Does this make sense?

@lmerus: the spec says the qvalues are used to specify different priorities; with languages in the same priority, I did not find any specs either. I assume since you equally find those languages good, we can pick based on what the site prefers, which is what we do. If others believe this is not a good approach, we need to go back all the way up to Drupal 8 and fix there and then port downward.

@Gábor Hojtsy: I understand your point: I hadn't thought of when languages without a qvalue weigh equally, it's up to the website to decide which language to serve.

The reason why I had not thought of it and the reason why I read into this subject is that a client's tablet had a language tag of 'nl, en', without any qvalues. His tablet's UI was completely in Dutch, but his website was being served in English. It appeared to me that the order of languages should play part, but it makes reason not to.

My guess is that his tablet should have provided a qvalue for at least the 2nd langcode in his language tag. Is this behavior seen often?

By changing the order of languages (for languages of equal qvalues, 'nl' is preferred) and setting 'en' as default language (when a visitor has 'nl' nor 'en' in his language tag, 'en' is served) at admin/config/regional/language my problem seems sorted out without my modifications in the code.

Thanks for the effort!

StatusFileSize
new120.89 KB

#77 causes some interesting but perhaps not incorrect behavior, as #89 mentions. To elaborate, given an Accept-Language header of "en-us,ja;q=0.7,en;q=0.3", which is silly but not impossible (particularly since Firefox lets you define language preference order in its preferences instead of just using the operating system's settings, and still has this option in its preferences even though it threw out the checkbox to disable JavaScript because we don't want those silly users to "break the web," scheez even Safari for iOS lets me toggle JavaScript on a whim, but I digress, and this isn't even under the Advanced tab BUT I DIGRESS)…
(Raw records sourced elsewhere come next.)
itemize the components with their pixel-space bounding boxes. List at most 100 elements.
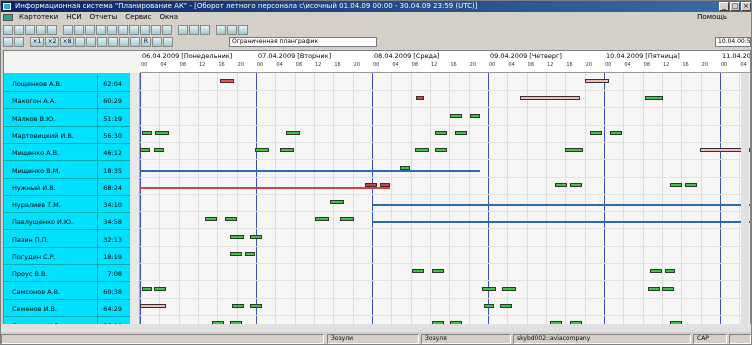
duty-bar[interactable] bbox=[585, 79, 609, 83]
close-button[interactable]: × bbox=[741, 2, 751, 11]
duty-bar[interactable] bbox=[416, 96, 424, 101]
duty-bar[interactable] bbox=[610, 130, 622, 135]
duty-bar[interactable] bbox=[220, 79, 234, 83]
tool-button-14[interactable] bbox=[151, 25, 161, 35]
duty-bar[interactable] bbox=[330, 200, 344, 205]
duty-bar[interactable] bbox=[142, 130, 152, 135]
duty-bar[interactable] bbox=[415, 148, 429, 153]
vertical-scrollbar[interactable] bbox=[741, 73, 749, 325]
duty-span-line[interactable] bbox=[140, 186, 390, 189]
duty-bar[interactable] bbox=[205, 217, 217, 222]
duty-bar[interactable] bbox=[484, 303, 494, 308]
tool-button-6[interactable] bbox=[63, 25, 73, 35]
tool-button-20[interactable] bbox=[227, 25, 237, 35]
duty-bar[interactable] bbox=[315, 217, 329, 222]
crew-row[interactable]: Лощенков А.В. 62:04 bbox=[4, 75, 130, 95]
edit-button[interactable] bbox=[119, 37, 129, 47]
maximize-button[interactable]: □ bbox=[730, 2, 740, 11]
print-preview-button[interactable] bbox=[108, 37, 118, 47]
menu-item-reports[interactable]: Отчеты bbox=[86, 12, 122, 23]
menu-item-nsi[interactable]: НСИ bbox=[62, 12, 85, 23]
timeline-grid[interactable] bbox=[140, 73, 750, 331]
menu-item-service[interactable]: Сервис bbox=[121, 12, 155, 23]
crew-row[interactable]: Нуралиев Т.М. 34:10 bbox=[4, 196, 130, 217]
duty-bar[interactable] bbox=[570, 182, 582, 187]
duty-bar[interactable] bbox=[670, 182, 682, 187]
tool-button-8[interactable] bbox=[85, 25, 95, 35]
duty-bar[interactable] bbox=[255, 148, 269, 153]
zoom-x8-button[interactable]: ×8 bbox=[60, 37, 74, 47]
tool-button-4[interactable] bbox=[36, 25, 46, 35]
tool-button-9[interactable] bbox=[96, 25, 106, 35]
duty-span-line[interactable] bbox=[372, 204, 750, 207]
crew-row[interactable]: Нужный И.В. 68:24 bbox=[4, 178, 130, 199]
duty-bar[interactable] bbox=[555, 182, 567, 187]
refresh-button[interactable]: R bbox=[141, 37, 151, 47]
duty-bar[interactable] bbox=[665, 269, 675, 274]
tool-button-2[interactable] bbox=[14, 25, 24, 35]
tool-button-12[interactable] bbox=[129, 25, 139, 35]
duty-bar[interactable] bbox=[432, 269, 444, 274]
zoom-x1-button[interactable]: ×1 bbox=[30, 37, 44, 47]
crew-row[interactable]: Пазин П.П. 32:13 bbox=[4, 230, 130, 251]
tool-button-3[interactable] bbox=[25, 25, 35, 35]
duty-bar[interactable] bbox=[286, 130, 300, 135]
duty-bar[interactable] bbox=[685, 182, 697, 187]
funnel-icon[interactable] bbox=[163, 37, 173, 47]
duty-bar[interactable] bbox=[662, 286, 674, 291]
tool-button-7[interactable] bbox=[74, 25, 84, 35]
filter-button[interactable] bbox=[3, 37, 13, 47]
duty-bar[interactable] bbox=[250, 303, 262, 308]
copy-button[interactable] bbox=[86, 37, 96, 47]
tool-button-10[interactable] bbox=[107, 25, 117, 35]
paste-button[interactable] bbox=[97, 37, 107, 47]
tool-button-19[interactable] bbox=[216, 25, 226, 35]
menu-item-help[interactable]: Помощь bbox=[693, 12, 731, 23]
duty-bar[interactable] bbox=[230, 252, 242, 256]
filter-field[interactable]: Ограниченная планграфик bbox=[229, 37, 377, 47]
tool-button-15[interactable] bbox=[162, 25, 172, 35]
duty-bar[interactable] bbox=[590, 130, 602, 135]
duty-bar[interactable] bbox=[502, 286, 516, 291]
duty-bar[interactable] bbox=[645, 96, 663, 101]
tool-button-21[interactable] bbox=[238, 25, 248, 35]
duty-bar[interactable] bbox=[154, 286, 166, 291]
crew-row[interactable]: Мартовицкий И.В. 56:30 bbox=[4, 126, 130, 147]
duty-bar[interactable] bbox=[225, 217, 237, 222]
crew-row[interactable]: Проус В.В. 7:08 bbox=[4, 265, 130, 286]
crew-row[interactable]: Самсонов А.В. 60:38 bbox=[4, 282, 130, 303]
duty-bar[interactable] bbox=[500, 303, 512, 308]
crew-row[interactable]: Мищенко А.В. 46:12 bbox=[4, 144, 130, 165]
duty-bar[interactable] bbox=[245, 252, 255, 256]
tool-button-18[interactable] bbox=[200, 25, 210, 35]
zoom-x2-button[interactable]: ×2 bbox=[45, 37, 59, 47]
crew-row[interactable]: Малков В.Ю. 51:19 bbox=[4, 109, 130, 130]
minimize-button[interactable]: _ bbox=[719, 2, 729, 11]
tool-button-1[interactable] bbox=[3, 25, 13, 35]
menu-item-cards[interactable]: Картотеки bbox=[15, 12, 62, 23]
duty-bar[interactable] bbox=[520, 96, 580, 101]
menu-item-windows[interactable]: Окна bbox=[155, 12, 182, 23]
duty-span-line[interactable] bbox=[140, 169, 480, 172]
tool-button-17[interactable] bbox=[189, 25, 199, 35]
duty-bar[interactable] bbox=[482, 286, 496, 291]
crew-row[interactable]: Павлущенко И.Ю. 34:58 bbox=[4, 213, 130, 234]
duty-bar[interactable] bbox=[250, 234, 262, 239]
crew-row[interactable]: Погудин С.Р. 18:19 bbox=[4, 248, 130, 268]
tool-button-11[interactable] bbox=[118, 25, 128, 35]
duty-bar[interactable] bbox=[230, 234, 244, 239]
align-button[interactable] bbox=[130, 37, 140, 47]
crew-row[interactable]: Семенов И.В. 64:29 bbox=[4, 299, 130, 320]
duty-bar[interactable] bbox=[140, 148, 150, 153]
tool-button-16[interactable] bbox=[178, 25, 188, 35]
duty-bar[interactable] bbox=[450, 113, 462, 118]
duty-bar[interactable] bbox=[340, 217, 354, 222]
duty-bar[interactable] bbox=[470, 113, 480, 118]
star-icon[interactable] bbox=[152, 37, 162, 47]
duty-bar[interactable] bbox=[435, 148, 447, 153]
duty-bar[interactable] bbox=[280, 148, 294, 153]
horizontal-scrollbar[interactable] bbox=[1, 324, 751, 332]
crew-row[interactable]: Мищенко В.М. 18:35 bbox=[4, 161, 130, 182]
duty-bar[interactable] bbox=[232, 303, 244, 308]
tool-button-13[interactable] bbox=[140, 25, 150, 35]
Firefox preferences screenshot

AND MOVE UP AND MOVE DOWN BUTTONS FOR MOVING LIST ITEMS IN THE TINY UNRESIZABLE LIST WIDGET BECAUSE DRAG AND DROP IS FOR CHUMPS.

Anyway, if your user agent does this and you visit a site that can serve pages in English ("en") and Japanese ("ja"), you'll get a page in Japanese. Now I suppose this is technically correct, since the site can't serve you a page in en-us and the browser is specifying that you would prefer to see ja more than en. Nonetheless it's sort of surprising behavior.

Should we bother doing something about it?